The number is answered by a receptionist at the public corruption unit who didn’t know anything about a task force.
Then, the state attorney basically called the small town mayor a political opportunist.
“I would hope that Mr. MacDougall is not using an ongoing criminal investigation as some kind of political fodder for his campaign.”
Uh, duh, Kathy. They’re all using it. School Board Member Carlos Curbelo, who has also announced his candidacy for that seat, issued a statement last month requesting that the Monroe County State Attorney look into possible fraud with their voters and mentioned the inquiry several times when he announced his candidacy earlier this month. And Ladra would not be surprised to see other candidates take shots at you on this, especially next summer.
And, yes, it’s obviously a politically advantageous move. Because while one might say that this is, indeed, the right thing to do and the correct position to take, we do not see, say, candidates in other congressional or state races bringing the issue up, do we? Or electeds, for that matter.
I do wish MacDougall — who told Scott he spoke on behalf of 47,000 voters in Cutler Bay, but actually is speaking for many more of us — would have given Ladra a head’s up on the letter. We could have apoliticized it by having it signed en masa. While it may have whittled away at it’s political value, I would definitely have signed, as would several other journalists I know. And I know one firefighter in Hialeah and several voters in Hialeah, Miami Lakes and the city of Miami, who would have happily added their Hancocks, too.
It’s not that MacDougall is right and Fernandez Rundle is wrong. He says, she says. Will we ever know?
It’s that this widespread absentee ballot fraud (notice no quote marks are necessary) is far too important to fall through the cracks. Again.
But here’s a prediction: Now, we may see some more activity. All the SAO really needs is an embarrassing story in the city daily or letter to the guv.
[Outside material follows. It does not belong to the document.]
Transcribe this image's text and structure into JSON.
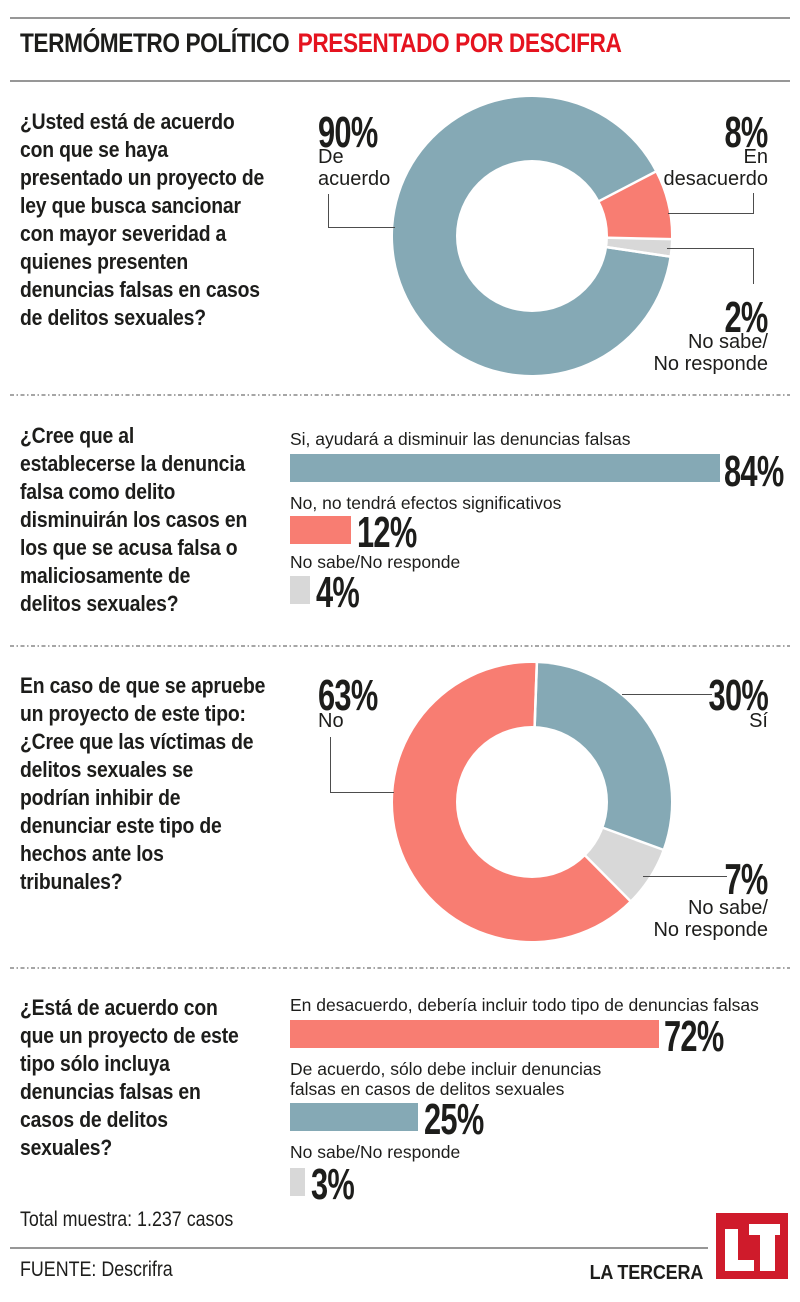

BREAKING UPDATE: Maybe great minds think alike. About 20 minutes after this post, Ladra noticed a tweet from MacDougall promoting his new website petition www.stopmiamielectionfraud.com asking for signatures to get the governor to intervene. Yes, Ladra is signing.
It comes complete with this photo collage of both Garcias, the Congressman and his admitted fraudster, and the state attorney. Look for it soon in a mailbox near you.